Viewpoint – Texas was too damn hot over the summer, now we’re soaked

ALEX HOBEN
editor-in-chief
alexandra.hoben@my.tccd.edu

Alex Hoben - editor-in-chief NE campus / The Collegian
Alex Hoben – editor-in-chief NE campus / The Collegian

The cowboy state has melted like the Wicked Witch of the West without any water provided.

It seems the main thing that people can agree on is how laughably hot it is, but it was a problem before the sunny season even started. While sitting directly in front of a fan on a palatable 99 degree June day I received a well meaning message from a friend, “Happy first day of summer!”

Somehow the temperatures were frying the great state of Texas without it even being in the right location around the sun.

Everyone knows summers here are hot, but who could have predicted that we would be soon drowning in our own sweat and tears before even a dark cloud graced the sky. 
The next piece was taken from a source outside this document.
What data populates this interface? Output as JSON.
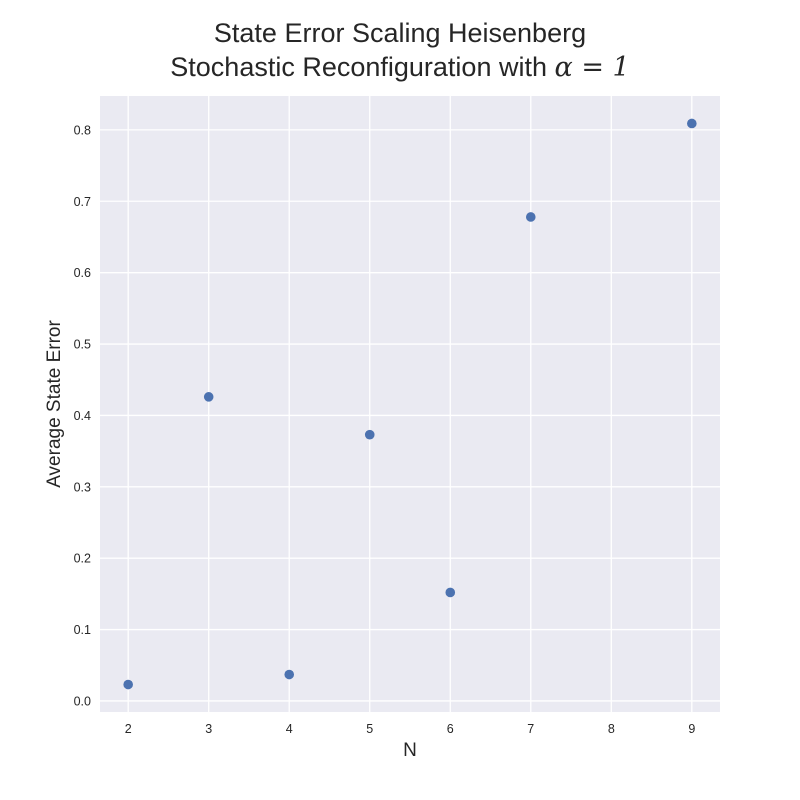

Almost as if that message were an omen, day by day, week by week and month by month passed without a single drop of rain. Lake’s water levels fell lower with every hour under the blazing sun’s unforgiving rays, plants turning dry and brittle without their life-blood. According to WFAA the DFW area had a 65-day dry streak which is the second longest ever recorded.

In this period of void precipitation, people began to worry more and more about the performance of our power grid. Texas’ energy system is notoriously unreliable in times of stress as we learned in the great freeze of 2021, and now with the scorch of 2022 the problem still remains.

There was a downpour of distrust and even insults thrown online at the Electric Reliability Council of Texas or ERCOT because of the requests of conservation they made to the Texas community. 

When it was obvious that the heat wave that swept the nation would hold nothing back, they pleaded with the public to limit the consumption of electricity. But I know I didn’t.

In fact, I cranked up my window air conditioner as well as the home unit just so I could be useful to society and not a puddle of melted goo on the floor, and even that was a hard task. It felt like the heat was more oppressive than ever before and I lived in fear that ERCOT would send a letter in the mail personally asking me to help the cause.

The standard of living had hit an all time low when on Tuesday Aug. 8, we were graced with the barest drizzle and it was the best thing to ever happen at that moment. I received texts with so much enthusiasm and happiness over the simplest weather event it was disconcerting.

That’s what this summer has done to us, we celebrate the smallest movements in the stratosphere as if it were the Olympics, but then at least the weather was tolerable for a while.

But then the first week of school came, and it started to pour. Suddenly I had to start driving through puddles on the road big enough that a new ecosystem could form and my car felt like it was snaking through a water slide tunnel.

If there is one thing you can always count on when it comes to Texas weather it is this, it will always find a way to betray you.